On 5.09.1939 Myślenice were occupied by the Germans and on 12.10.1939 the town was annexed to the General Governorate. In February 1942 Myślenice became the headquarters of "Murawa" Unit of the AK (Home Army). The first commanding officer was Władysław Grodzicki aka Bronisław, and after his arrest – Wincenty Horodyński aka Kościesza. In retaliation for actions conducted by the Polish guerilla the Germans pacified the town twice in 1940 and 1942. 1942 was the year of final extermination of about 1300 Jews from Myślenice, who were gathered on 22nd August in the square by the Germans and then transported to concentration camps or shot. In September 1944 in the region of Łysina mountain one of the largest guerilla battles of the Second World War in Poland was held. The Germans suffered major losses and in retaliation destroyed the villages of Zasań, Lipnik and Wiśniowa. On 21.01.1945 units of the Russian Army under the command of general Kirił Moskalenko entered the town.

During the interwar period the town expanded.

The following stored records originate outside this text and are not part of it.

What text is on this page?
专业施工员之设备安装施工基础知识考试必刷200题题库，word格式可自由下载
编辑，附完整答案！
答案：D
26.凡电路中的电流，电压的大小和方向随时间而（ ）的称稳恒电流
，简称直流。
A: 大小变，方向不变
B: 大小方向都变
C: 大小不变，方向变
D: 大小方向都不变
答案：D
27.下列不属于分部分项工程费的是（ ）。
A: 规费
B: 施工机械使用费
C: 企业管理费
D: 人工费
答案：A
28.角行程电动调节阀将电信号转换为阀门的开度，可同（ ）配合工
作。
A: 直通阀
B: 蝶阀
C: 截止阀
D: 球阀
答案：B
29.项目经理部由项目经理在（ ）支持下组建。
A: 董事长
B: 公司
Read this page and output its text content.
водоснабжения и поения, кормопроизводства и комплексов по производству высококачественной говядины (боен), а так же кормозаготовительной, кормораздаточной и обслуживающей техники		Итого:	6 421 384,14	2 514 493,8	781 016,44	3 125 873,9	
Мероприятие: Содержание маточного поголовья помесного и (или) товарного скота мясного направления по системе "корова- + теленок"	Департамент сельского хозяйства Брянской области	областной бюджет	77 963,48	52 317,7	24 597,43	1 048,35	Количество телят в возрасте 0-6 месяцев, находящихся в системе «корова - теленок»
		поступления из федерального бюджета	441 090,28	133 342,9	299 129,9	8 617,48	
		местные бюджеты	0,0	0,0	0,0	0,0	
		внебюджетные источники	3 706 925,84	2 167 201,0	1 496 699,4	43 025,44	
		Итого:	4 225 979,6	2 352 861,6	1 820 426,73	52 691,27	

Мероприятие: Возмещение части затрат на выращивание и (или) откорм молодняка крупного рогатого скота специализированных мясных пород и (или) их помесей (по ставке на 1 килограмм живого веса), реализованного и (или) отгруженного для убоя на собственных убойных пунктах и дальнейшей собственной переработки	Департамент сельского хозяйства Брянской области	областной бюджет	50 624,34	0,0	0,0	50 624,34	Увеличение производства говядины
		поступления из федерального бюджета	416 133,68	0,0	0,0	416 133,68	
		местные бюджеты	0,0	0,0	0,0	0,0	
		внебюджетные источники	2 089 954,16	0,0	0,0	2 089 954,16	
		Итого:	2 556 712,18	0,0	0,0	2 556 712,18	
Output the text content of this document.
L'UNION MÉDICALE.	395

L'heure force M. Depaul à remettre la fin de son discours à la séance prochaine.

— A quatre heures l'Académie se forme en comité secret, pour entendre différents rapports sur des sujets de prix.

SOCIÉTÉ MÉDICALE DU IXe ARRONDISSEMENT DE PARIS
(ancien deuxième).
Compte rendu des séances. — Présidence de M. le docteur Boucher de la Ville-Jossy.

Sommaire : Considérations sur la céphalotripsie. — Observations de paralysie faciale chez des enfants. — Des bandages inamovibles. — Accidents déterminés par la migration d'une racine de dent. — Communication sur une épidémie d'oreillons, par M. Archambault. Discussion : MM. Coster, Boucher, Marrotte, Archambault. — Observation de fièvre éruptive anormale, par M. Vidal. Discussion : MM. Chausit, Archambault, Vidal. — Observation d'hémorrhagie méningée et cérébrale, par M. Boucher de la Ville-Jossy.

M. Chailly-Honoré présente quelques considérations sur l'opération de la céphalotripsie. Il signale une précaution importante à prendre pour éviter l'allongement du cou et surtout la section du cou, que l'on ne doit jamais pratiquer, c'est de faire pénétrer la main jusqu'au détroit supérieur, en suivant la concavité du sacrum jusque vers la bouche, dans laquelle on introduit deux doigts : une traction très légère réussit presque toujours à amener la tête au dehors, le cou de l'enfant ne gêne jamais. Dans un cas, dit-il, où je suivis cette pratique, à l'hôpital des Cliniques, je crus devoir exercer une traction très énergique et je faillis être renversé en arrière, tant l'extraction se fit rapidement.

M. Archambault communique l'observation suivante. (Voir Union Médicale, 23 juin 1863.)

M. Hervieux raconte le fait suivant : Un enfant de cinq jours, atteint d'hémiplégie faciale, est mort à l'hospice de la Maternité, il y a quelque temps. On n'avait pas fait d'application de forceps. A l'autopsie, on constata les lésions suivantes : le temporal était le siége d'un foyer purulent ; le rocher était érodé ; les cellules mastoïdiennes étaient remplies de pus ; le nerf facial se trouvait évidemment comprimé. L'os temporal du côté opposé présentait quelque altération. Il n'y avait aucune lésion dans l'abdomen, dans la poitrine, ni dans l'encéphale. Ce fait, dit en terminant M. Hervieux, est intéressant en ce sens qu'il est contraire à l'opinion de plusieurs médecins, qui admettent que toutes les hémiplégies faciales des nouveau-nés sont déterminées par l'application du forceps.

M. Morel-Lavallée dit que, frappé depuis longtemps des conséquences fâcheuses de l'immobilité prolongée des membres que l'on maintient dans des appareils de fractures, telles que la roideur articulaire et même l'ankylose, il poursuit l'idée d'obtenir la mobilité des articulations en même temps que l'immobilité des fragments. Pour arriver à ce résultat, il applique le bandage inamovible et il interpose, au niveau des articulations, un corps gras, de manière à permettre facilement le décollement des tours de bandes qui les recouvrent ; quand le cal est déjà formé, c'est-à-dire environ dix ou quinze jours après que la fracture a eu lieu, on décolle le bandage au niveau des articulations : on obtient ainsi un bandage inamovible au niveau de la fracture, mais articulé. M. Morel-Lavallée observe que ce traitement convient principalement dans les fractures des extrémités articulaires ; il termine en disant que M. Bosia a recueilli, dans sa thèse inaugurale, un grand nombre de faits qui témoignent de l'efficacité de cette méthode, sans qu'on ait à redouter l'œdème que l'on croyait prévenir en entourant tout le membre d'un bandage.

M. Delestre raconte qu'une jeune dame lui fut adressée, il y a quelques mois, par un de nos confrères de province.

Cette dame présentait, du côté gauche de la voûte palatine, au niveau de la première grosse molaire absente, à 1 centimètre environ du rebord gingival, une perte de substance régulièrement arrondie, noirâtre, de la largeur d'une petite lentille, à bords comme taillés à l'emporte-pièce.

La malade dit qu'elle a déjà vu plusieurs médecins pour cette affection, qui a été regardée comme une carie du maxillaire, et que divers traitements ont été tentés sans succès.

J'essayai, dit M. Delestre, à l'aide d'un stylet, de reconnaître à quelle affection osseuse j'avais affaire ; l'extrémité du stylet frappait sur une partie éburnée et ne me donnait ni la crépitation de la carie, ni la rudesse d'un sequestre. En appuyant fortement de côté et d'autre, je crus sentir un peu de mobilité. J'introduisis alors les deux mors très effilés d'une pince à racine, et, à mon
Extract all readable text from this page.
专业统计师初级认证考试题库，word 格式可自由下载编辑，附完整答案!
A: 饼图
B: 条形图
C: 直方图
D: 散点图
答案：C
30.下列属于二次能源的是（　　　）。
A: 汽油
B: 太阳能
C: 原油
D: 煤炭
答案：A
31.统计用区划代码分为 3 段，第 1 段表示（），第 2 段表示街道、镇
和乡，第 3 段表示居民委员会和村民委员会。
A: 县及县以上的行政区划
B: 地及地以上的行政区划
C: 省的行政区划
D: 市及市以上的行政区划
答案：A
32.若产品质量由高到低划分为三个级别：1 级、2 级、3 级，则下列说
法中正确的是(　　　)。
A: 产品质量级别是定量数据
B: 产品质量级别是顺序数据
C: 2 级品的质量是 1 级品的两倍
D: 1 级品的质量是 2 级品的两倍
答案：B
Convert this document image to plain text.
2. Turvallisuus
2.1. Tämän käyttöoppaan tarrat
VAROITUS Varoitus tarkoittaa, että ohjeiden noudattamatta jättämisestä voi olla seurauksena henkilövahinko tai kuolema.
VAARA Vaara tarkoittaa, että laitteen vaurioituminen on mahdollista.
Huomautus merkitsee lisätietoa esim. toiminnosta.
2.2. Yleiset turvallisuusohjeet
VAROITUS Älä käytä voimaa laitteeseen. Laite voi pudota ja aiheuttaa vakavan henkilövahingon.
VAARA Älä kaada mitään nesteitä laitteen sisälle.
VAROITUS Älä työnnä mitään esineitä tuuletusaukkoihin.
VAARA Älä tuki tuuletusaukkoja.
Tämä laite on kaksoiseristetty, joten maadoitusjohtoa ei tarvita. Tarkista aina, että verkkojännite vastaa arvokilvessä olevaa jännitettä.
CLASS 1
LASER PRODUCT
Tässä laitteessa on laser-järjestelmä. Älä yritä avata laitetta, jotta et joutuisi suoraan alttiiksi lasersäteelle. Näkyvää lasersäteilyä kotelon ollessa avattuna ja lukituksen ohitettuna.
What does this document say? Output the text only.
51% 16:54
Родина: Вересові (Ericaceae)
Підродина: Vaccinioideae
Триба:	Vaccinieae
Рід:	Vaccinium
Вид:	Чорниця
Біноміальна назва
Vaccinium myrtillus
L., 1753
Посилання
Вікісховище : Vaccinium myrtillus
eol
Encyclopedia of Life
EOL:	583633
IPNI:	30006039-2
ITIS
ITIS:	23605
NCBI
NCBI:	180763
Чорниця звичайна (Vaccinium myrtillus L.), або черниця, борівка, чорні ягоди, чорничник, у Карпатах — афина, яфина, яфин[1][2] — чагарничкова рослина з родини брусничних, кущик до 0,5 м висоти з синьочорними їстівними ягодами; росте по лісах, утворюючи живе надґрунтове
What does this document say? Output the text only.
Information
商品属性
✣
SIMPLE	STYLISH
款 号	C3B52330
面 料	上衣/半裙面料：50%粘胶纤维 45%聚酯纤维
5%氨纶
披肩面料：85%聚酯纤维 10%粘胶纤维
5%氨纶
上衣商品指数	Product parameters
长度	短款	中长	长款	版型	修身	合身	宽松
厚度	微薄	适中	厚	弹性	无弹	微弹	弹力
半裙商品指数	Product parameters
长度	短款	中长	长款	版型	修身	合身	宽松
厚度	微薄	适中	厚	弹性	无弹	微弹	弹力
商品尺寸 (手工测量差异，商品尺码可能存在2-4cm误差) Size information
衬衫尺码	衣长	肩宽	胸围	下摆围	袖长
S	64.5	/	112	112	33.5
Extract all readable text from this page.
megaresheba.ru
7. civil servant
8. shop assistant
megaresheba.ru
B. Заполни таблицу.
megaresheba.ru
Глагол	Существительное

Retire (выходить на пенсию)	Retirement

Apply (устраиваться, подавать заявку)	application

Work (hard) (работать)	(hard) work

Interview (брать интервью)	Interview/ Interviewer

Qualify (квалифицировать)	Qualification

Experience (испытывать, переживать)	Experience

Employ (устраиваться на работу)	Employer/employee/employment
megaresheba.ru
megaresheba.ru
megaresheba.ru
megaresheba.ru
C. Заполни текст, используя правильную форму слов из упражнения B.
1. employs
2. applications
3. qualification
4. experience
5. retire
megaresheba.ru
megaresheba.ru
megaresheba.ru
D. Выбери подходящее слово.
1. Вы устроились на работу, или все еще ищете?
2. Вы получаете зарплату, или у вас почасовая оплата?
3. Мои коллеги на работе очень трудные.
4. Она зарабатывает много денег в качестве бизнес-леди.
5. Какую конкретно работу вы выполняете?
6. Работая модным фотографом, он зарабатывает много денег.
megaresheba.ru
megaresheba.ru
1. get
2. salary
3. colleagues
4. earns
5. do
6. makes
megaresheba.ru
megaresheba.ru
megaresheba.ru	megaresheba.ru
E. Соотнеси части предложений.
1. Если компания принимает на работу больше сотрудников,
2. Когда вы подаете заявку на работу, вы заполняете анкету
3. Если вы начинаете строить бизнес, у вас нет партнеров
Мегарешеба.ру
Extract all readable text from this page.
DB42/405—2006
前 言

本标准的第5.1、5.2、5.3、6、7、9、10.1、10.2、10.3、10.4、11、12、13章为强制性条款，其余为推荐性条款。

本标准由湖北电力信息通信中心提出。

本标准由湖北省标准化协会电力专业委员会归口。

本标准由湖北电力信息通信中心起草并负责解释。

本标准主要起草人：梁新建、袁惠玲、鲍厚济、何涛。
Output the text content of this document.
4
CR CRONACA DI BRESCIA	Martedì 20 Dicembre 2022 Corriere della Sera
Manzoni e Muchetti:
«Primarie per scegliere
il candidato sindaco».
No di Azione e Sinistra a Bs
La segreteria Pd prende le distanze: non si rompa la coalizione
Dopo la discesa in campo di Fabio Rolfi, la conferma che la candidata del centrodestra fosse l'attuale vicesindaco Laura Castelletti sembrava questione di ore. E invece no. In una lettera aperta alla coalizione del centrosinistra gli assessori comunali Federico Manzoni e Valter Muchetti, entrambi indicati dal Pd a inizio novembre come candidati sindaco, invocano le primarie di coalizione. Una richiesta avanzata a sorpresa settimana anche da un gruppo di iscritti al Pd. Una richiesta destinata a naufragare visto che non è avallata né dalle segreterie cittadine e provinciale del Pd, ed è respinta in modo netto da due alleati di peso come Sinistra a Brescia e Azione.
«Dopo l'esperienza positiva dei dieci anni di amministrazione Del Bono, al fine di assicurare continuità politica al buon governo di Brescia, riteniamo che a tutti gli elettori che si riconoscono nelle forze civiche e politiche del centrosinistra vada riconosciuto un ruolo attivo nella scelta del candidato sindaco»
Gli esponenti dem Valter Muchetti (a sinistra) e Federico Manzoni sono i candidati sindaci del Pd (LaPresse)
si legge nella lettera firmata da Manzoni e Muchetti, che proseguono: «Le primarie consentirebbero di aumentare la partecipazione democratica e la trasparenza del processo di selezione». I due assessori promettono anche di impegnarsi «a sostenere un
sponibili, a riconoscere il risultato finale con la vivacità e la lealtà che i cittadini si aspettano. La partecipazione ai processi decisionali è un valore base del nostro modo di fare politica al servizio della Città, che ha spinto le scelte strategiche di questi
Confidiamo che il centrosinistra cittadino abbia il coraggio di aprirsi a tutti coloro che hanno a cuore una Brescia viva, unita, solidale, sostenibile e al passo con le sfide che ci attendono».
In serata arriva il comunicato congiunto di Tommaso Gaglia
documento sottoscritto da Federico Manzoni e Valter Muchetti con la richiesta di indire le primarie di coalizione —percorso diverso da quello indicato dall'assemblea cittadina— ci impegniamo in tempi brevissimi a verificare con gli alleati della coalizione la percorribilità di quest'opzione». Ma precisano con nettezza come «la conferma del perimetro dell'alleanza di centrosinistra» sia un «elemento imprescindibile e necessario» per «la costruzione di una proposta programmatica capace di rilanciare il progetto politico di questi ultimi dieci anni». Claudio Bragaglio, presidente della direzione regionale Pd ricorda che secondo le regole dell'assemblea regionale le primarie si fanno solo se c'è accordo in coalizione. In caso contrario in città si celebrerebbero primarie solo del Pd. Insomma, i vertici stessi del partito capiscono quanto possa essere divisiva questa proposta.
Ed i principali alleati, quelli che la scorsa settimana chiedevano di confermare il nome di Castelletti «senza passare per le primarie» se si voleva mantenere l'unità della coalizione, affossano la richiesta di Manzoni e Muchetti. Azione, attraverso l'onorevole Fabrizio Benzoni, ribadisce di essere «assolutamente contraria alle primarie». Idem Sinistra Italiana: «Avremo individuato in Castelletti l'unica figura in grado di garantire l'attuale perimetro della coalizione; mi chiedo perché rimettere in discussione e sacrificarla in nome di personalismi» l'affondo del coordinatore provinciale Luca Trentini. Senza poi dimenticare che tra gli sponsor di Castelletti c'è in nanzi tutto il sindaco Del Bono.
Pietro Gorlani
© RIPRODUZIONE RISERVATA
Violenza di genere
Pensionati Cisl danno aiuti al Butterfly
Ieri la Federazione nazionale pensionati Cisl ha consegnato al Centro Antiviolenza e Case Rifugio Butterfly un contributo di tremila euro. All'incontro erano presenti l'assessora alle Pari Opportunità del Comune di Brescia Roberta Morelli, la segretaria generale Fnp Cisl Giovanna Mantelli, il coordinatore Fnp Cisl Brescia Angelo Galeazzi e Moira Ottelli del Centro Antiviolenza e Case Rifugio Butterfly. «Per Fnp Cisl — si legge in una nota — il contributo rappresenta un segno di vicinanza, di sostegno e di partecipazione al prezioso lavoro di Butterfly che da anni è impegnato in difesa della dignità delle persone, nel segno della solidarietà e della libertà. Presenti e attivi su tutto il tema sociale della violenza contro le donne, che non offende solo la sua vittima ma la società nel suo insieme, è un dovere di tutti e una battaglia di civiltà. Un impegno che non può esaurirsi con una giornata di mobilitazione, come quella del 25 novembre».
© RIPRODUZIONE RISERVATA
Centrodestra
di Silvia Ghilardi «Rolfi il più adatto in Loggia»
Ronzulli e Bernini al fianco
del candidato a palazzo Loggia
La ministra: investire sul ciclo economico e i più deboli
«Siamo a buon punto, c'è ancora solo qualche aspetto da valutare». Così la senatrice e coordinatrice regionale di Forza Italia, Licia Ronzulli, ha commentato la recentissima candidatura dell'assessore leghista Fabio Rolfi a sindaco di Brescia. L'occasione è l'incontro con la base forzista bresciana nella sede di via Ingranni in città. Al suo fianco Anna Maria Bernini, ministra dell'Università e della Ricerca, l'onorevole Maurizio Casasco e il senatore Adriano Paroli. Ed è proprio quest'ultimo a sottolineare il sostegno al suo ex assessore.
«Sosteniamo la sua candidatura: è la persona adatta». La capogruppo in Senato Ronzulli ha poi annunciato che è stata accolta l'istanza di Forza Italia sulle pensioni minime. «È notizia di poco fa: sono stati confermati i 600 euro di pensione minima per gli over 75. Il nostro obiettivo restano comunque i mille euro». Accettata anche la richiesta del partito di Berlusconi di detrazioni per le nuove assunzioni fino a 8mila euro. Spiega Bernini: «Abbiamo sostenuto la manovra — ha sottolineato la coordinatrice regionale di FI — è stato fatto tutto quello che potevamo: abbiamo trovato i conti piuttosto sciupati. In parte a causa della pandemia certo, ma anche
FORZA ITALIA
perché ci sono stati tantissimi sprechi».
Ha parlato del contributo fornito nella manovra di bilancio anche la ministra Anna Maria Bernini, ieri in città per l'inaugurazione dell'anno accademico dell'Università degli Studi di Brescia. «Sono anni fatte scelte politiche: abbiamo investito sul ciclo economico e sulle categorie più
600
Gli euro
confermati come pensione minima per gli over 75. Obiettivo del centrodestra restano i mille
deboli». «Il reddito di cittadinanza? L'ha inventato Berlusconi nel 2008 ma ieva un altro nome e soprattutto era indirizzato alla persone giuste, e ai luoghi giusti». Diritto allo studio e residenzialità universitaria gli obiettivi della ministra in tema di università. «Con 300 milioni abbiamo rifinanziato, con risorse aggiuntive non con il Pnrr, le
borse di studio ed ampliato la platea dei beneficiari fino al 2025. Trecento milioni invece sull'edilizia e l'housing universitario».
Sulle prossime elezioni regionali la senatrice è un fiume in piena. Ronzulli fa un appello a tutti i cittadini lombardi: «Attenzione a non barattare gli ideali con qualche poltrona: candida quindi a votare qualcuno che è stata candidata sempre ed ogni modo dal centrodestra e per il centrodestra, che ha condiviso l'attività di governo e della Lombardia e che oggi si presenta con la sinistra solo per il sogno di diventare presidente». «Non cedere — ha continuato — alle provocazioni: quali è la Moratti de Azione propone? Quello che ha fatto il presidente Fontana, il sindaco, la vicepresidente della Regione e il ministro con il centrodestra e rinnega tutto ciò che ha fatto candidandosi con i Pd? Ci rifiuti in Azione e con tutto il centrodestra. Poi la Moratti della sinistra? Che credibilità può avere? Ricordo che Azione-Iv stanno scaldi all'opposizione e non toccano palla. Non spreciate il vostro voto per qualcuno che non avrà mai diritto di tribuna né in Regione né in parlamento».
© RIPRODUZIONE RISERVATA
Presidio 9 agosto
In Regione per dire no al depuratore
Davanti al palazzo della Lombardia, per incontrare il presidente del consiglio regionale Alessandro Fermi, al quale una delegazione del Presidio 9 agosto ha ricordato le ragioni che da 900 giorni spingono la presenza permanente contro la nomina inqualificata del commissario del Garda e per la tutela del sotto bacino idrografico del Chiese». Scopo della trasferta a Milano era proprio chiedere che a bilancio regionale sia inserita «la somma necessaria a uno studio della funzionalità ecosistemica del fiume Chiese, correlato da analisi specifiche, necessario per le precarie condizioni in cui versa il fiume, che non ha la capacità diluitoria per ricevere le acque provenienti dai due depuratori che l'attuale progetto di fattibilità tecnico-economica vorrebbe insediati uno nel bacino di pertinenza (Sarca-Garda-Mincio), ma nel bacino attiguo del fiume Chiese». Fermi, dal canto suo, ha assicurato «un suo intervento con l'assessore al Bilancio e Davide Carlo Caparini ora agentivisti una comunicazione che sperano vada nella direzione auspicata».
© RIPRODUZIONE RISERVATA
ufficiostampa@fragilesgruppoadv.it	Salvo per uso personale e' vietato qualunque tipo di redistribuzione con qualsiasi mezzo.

An important investment was extension of the Krakow - Myślenice road, conducted in the 1970s. In the 1980s, the dam in Dobczyce and a water reservoir for the city of Krakow were set up. Since 1999 Myślenice has been the seat of the district in Małopolskie Province.

Bibliographic note

  • Historia Myślenic, Urząd Miasta i Gminy Myślenice, [DOA: 20.08.2015].
  • Kiryk F., Monografia powiatu myślenickiego, Kraków 1970.
  • Myślenice, [in:] Słownik geograficzny Królestwa Polskiego i innych krajów słowiańskich, vol. 6: Malczyce – Netreba, eds. F. Sulimierski, B. Chlebowski, W. Walewski, Warszawa 1885, p. 828.
  • [1.1] Kiryk F., Monografia powiatu myślenickiego, vol. 1, part 3: Dzieje powiatu myślenickiego w okresie przedrozbiorowym, Kraków 1970, pp. 29–32.
  • [1.2] Kiryk F., Monografia powiatu myślenickiego, vol. 1, part 3: Dzieje powiatu myślenickiego w okresie przedrozbiorowym, Kraków 1970, pp. 49–50.
  • [1.3] Myślenice, [in:] Słownik geograficzny Królestwa Polskiego i innych krajów słowiańskich, vol. 6: Malczyce – Netreba, eds. F Sulimierski, B. Chlebowski, W. Walewski, Warszawa 1885, p. 828.
  • [1.4] Jakubowicz D., The Doboszynski Pogrom (Doboszynski's March on Myślenice), [in:] Sefer zikaron le-kehilot Wadowice, Andrychow, Kalwarja, Myslenice, Sucha. Memorial Book of the Communities Wadowice, Andrychow, Kalwarja, Myslenice, Sucha, ed. D. Jakubowicz, Ramat Gan 1967.